Dia dengan ganas menusuk kulit ular itu, menyebabkan luka-luka di tubuhnya bertambah parah sementara darah mengalir deras dari tubuhnya.
Ketika terdapat lebih dari empat puluh luka dalam di tubuh binatang buas itu, akhirnya gerakannya melambat dan Nuh berhasil melancarkan serangan yang kuat ke salah satu matanya.
Ular Bumi peringkat 3 itu menggeliat hebat ketika pedang menusuk kepalanya, tetapi dihentikan oleh mulut besar yang mencengkeram tenggorokannya, pendamping darah telah muncul di bawahnya dan segera menyerang.
Sekumpulan ular peringkat 2 tidak mampu mengimbangi kecepatan ular Noah yang mundur di dalam tubuhnya dan tertinggal di belakang, menyaksikan saat-saat terakhir pemimpin mereka.
Ular bumi itu roboh ke tanah dan Nuh sekali lagi menusukkan pedangnya ke kepala ular itu sementara temannya merobek sebagian besar tenggorokannya, meninggalkan kepala musuh mereka tergantung pada sepotong kecil kulit.
Ular Bumi peringkat 3 itu telah mati!
Kawanannya menatap kedua sosok di dekat tubuhnya sejenak, lalu bubar karena takut.
Noah memandang ular-ular yang menjauh dan menghela napas lega, dia hampir kelelahan dan masih ada sekitar dua puluh ular peringkat 2 di kawanan itu.
Jika mereka menyerang, dia mungkin harus bersembunyi di dalam tubuh temannya dan mundur.
Dia mencabut taring dari setiap bangkai ular Bumi yang ditemukannya di tanah dan buru-buru mundur ke gua pertama yang berhasil ditemukannya setelah memasukkannya ke dalam cincin luar angkasa.
Dia tidak berani melakukan itu pada mayat ular bertanduk peringkat 3 karena racun yang kuat pada taringnya.
Ketika berada di tempat yang aman, dia rileks dan membiarkan kelelahan akibat pertempuran menyerangnya.
‘Pertempuran ini sangat berbahaya! Jika “Napas”ku habis selama pertarungan, aku pasti akan celaka. Namun, memiliki orang ini yang menyerang dari arah mana pun yang aku inginkan sangat berguna, aku penasaran seberapa kuatnya jika itu adalah elemenku.’
Kepala sang sahabat keluar dari tubuh Nuh dan menatapnya.
Noah hanya mengelus kepala hewan itu sambil melanjutkan pikirannya.
‘Kemampuan untuk masuk dan keluar tubuhku sesuka hati dengan kecepatan seperti itu jelas merupakan salah satu aspek terkuat dari mantra ini.
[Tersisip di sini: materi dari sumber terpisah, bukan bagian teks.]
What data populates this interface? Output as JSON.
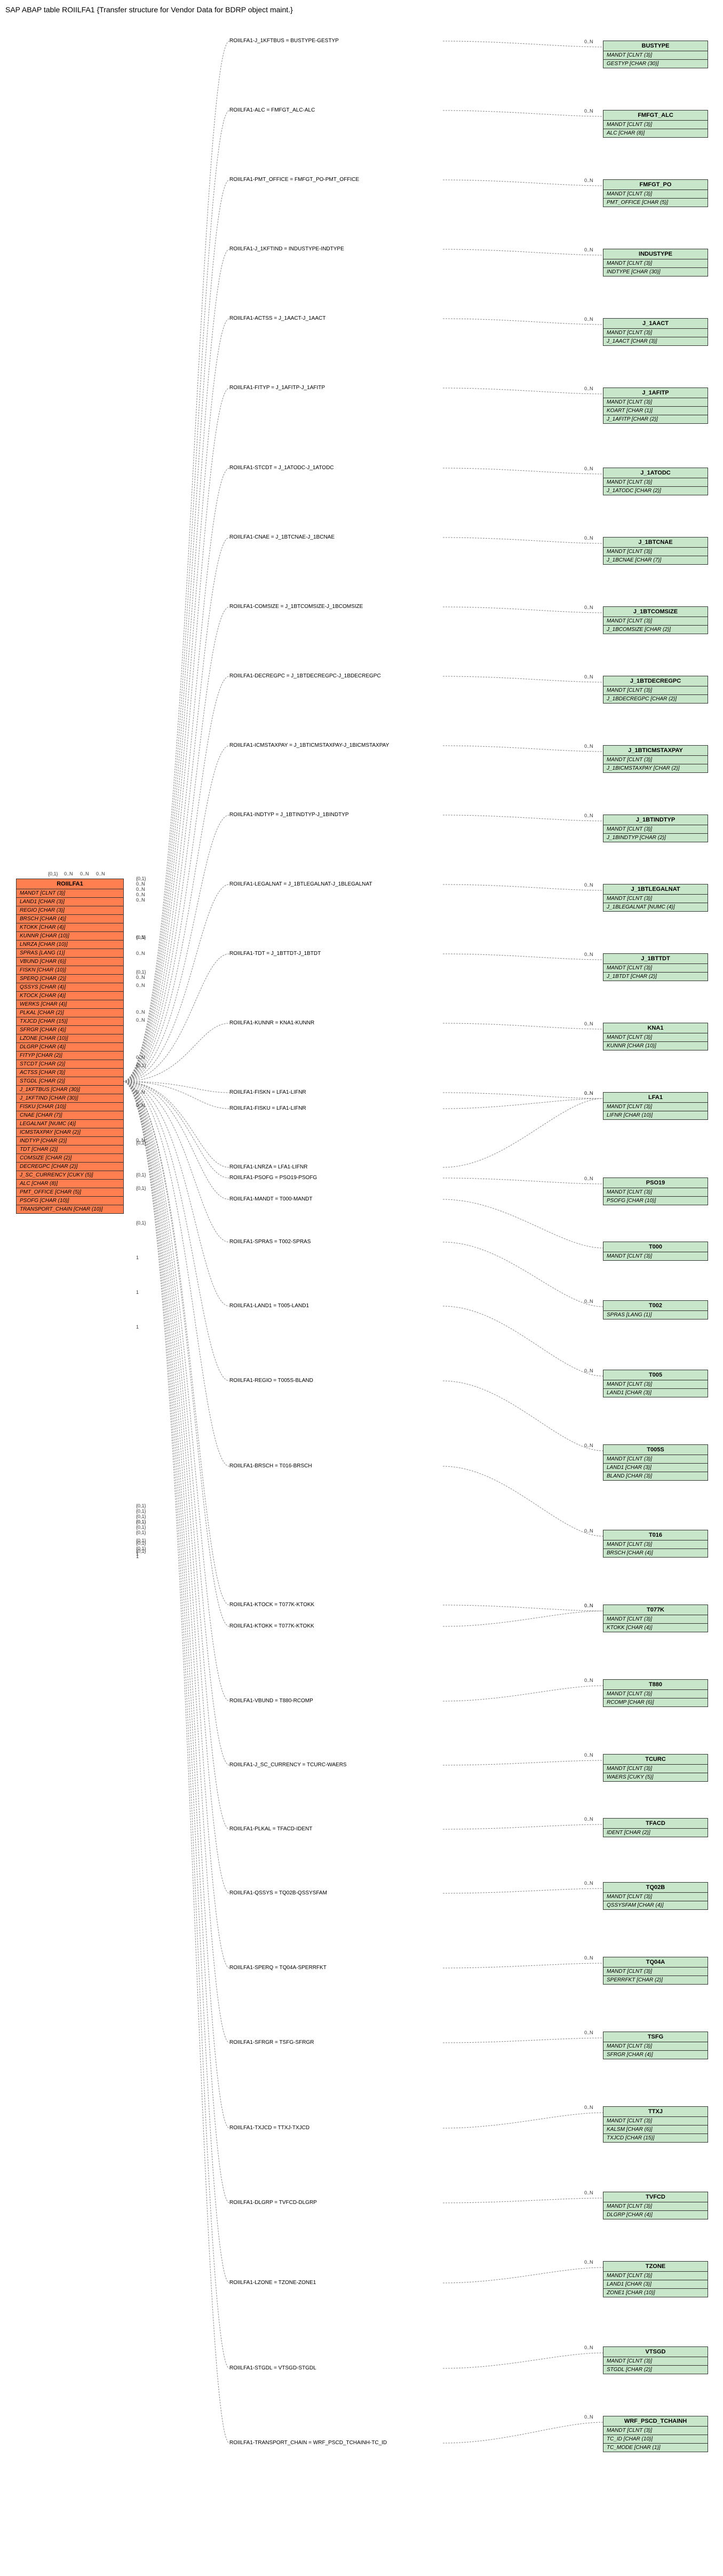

Aspek lainnya adalah kemampuan penyembuhan pendamping yang hampir tak terbatas jika aku memiliki cukup “Napas” untuk mempertahankannya, hanya serangan yang sangat kuat yang mungkin memaksa pendamping untuk berhibernasi agar pulih.’
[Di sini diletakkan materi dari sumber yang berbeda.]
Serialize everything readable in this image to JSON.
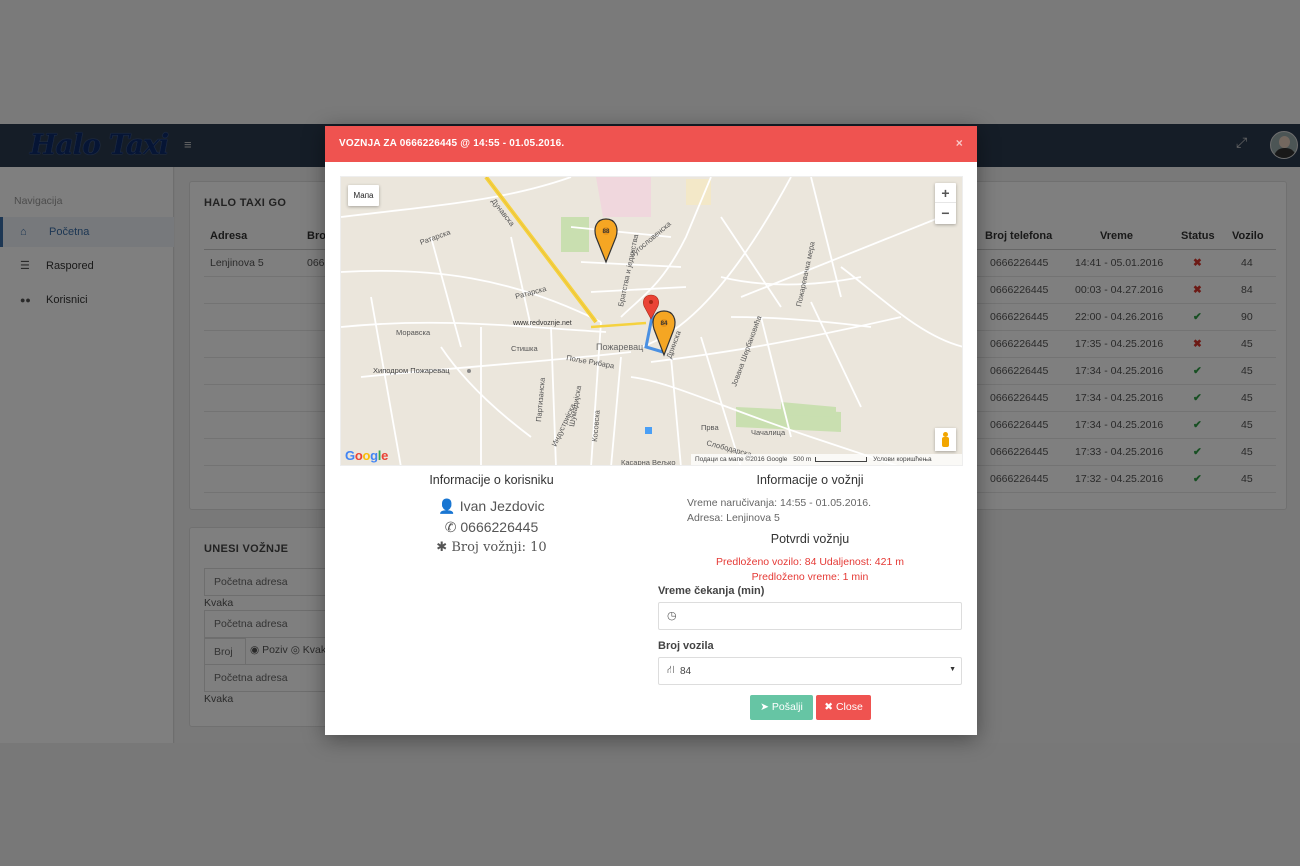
{
  "app": {
    "logo_text": "Halo Taxi",
    "hamburger_icon": "menu-icon",
    "expand_icon": "fullscreen-icon",
    "avatar": "user-avatar"
  },
  "sidebar": {
    "title": "Navigacija",
    "items": [
      {
        "label": "Početna",
        "icon": "home-icon",
        "icon_glyph": "⌂",
        "active": true
      },
      {
        "label": "Raspored",
        "icon": "list-icon",
        "icon_glyph": "☰",
        "active": false
      },
      {
        "label": "Korisnici",
        "icon": "users-icon",
        "icon_glyph": "👥",
        "active": false
      }
    ]
  },
  "rides_panel": {
    "title": "HALO TAXI GO",
    "columns": {
      "adresa": "Adresa",
      "broj": "Broj",
      "broj_telefona": "Broj telefona",
      "vreme": "Vreme",
      "status": "Status",
      "vozilo": "Vozilo"
    },
    "rows": [
      {
        "adresa": "Lenjinova 5",
        "broj": "066",
        "telefon": "0666226445",
        "vreme": "14:41 - 05.01.2016",
        "status": "✖",
        "status_ok": false,
        "vozilo": "44"
      },
      {
        "adresa": "",
        "broj": "",
        "telefon": "0666226445",
        "vreme": "00:03 - 04.27.2016",
        "status": "✖",
        "status_ok": false,
        "vozilo": "84"
      },
      {
        "adresa": "",
        "broj": "",
        "telefon": "0666226445",
        "vreme": "22:00 - 04.26.2016",
        "status": "✔",
        "status_ok": true,
        "vozilo": "90"
      },
      {
        "adresa": "",
        "broj": "",
        "telefon": "0666226445",
        "vreme": "17:35 - 04.25.2016",
        "status": "✖",
        "status_ok": false,
        "vozilo": "45"
      },
      {
        "adresa": "",
        "broj": "",
        "telefon": "0666226445",
        "vreme": "17:34 - 04.25.2016",
        "status": "✔",
        "status_ok": true,
        "vozilo": "45"
      },
      {
        "adresa": "",
        "broj": "",
        "telefon": "0666226445",
        "vreme": "17:34 - 04.25.2016",
        "status": "✔",
        "status_ok": true,
        "vozilo": "45"
      },
      {
        "adresa": "",
        "broj": "",
        "telefon": "0666226445",
        "vreme": "17:34 - 04.25.2016",
        "status": "✔",
        "status_ok": true,
        "vozilo": "45"
      },
      {
        "adresa": "",
        "broj": "",
        "telefon": "0666226445",
        "vreme": "17:33 - 04.25.2016",
        "status": "✔",
        "status_ok": true,
        "vozilo": "45"
      },
      {
        "adresa": "",
        "broj": "",
        "telefon": "0666226445",
        "vreme": "17:32 - 04.25.2016",
        "status": "✔",
        "status_ok": true,
        "vozilo": "45"
      }
    ]
  },
  "entry_panel": {
    "title": "UNESI VOŽNJE",
    "start_placeholder_1": "Početna adresa",
    "label_1": "Kvaka",
    "start_placeholder_2": "Početna adresa",
    "broj_placeholder": "Broj",
    "radio_poziv": "Poziv",
    "radio_kvaka": "Kvak",
    "start_placeholder_3": "Početna adresa",
    "label_2": "Kvaka"
  },
  "modal": {
    "title": "VOZNJA ZA 0666226445 @ 14:55 - 01.05.2016.",
    "close_glyph": "×",
    "map": {
      "type_button": "Мапа",
      "zoom_in": "+",
      "zoom_out": "−",
      "google_logo": "Google",
      "attribution": "Подаци са мапе ©2016 Google",
      "scale": "500 m",
      "terms": "Услови коришћења",
      "labels": [
        "Дунавска",
        "Ратарска",
        "Моравска",
        "Стишка",
        "www.redvoznje.net",
        "Пожаревац",
        "Хиподром Пожаревац",
        "Поље Рибара",
        "Чачалица",
        "Слободарска",
        "Касарна Вељко",
        "Прва",
        "Шумадијска",
        "Партизанска",
        "Братства и јединства",
        "Југословенска",
        "Косовска",
        "Индустријска",
        "Дринска",
        "Јована Шербановића",
        "Пожаревачка мера"
      ],
      "pins": [
        {
          "label": "88",
          "color": "#f5a623"
        },
        {
          "label": "84",
          "color": "#f5a623"
        }
      ]
    },
    "user_info": {
      "title": "Informacije o korisniku",
      "name": "Ivan Jezdovic",
      "phone": "0666226445",
      "rides_label": "Broj vožnji: 10"
    },
    "ride_info": {
      "title": "Informacije o vožnji",
      "order_time": "Vreme naručivanja: 14:55 - 01.05.2016.",
      "address": "Adresa: Lenjinova 5"
    },
    "confirm": {
      "title": "Potvrdi vožnju",
      "suggested_vehicle": "Predloženo vozilo: 84 Udaljenost: 421 m",
      "suggested_time": "Predloženo vreme: 1 min",
      "wait_label": "Vreme čekanja (min)",
      "wait_value": "",
      "vehicle_label": "Broj vozila",
      "vehicle_value": "84",
      "send_button": "Pošalji",
      "close_button": "Close"
    }
  }
}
Nuh mengambil beberapa potong daging dari cincin luar angkasanya dan makan sampai kenyang, lalu dia mendekati ujung gua dan berbaring di tanah untuk tidur.
Ular halus itu menjulurkan kepalanya ke luar tubuh Nuh, menatap dengan saksama ke sekelilingnya.
‘Pengeluaran itu bahkan tidak terlalu besar karena pendamping darah sebagian besar otonom, hanya satu perintah saja sudah cukup untuk membuatnya bekerja selama berjam-jam. Kurasa itu diimbangi oleh persyaratan untuk mengaktifkan mantra dan tekanan konstan yang dipaksakan pada pengguna karena berbagi indra mereka.’
Dia teringat beberapa kata dalam buku harian Uriah dan mengangguk dalam hati.
‘Tidak heran Uriah menyebutnya “puncak seni mereka”, hanya dengan bertarung berdua alih-alih sendirian, kekuatannya menyerupai sihir yang digunakan Orson, dan ini tanpa mempertimbangkan aspek lain dari pendamping darah dan fakta bahwa elemen kita bahkan tidak sama.’
Noah sangat puas dengan kekuatan mantra tersebut dan tahu bahwa mantra yang ditunjukkan dalam pertempuran sebelumnya bukanlah potensi penuhnya.
‘Saat aku mendapatkan dantian dan mengetahui elemenku, aku harus mengganti pendamping, jika tidak, aku akan menyia-nyiakan kekuatan sebenarnya dari mantra itu.’
Dia menoleh untuk melihat kepala ular yang menjaganya dan tersenyum kecil.
‘Kurasa aku harus memberinya nama selagi aku masih menyimpannya. Mari kita beri nama Assea untuk menghormati mereka yang menciptakan teknik ini.’
Kemudian, Nuh memejamkan matanya dan tertidur, dengan temannya yang kini bernama Assea menjaganya dengan ketat.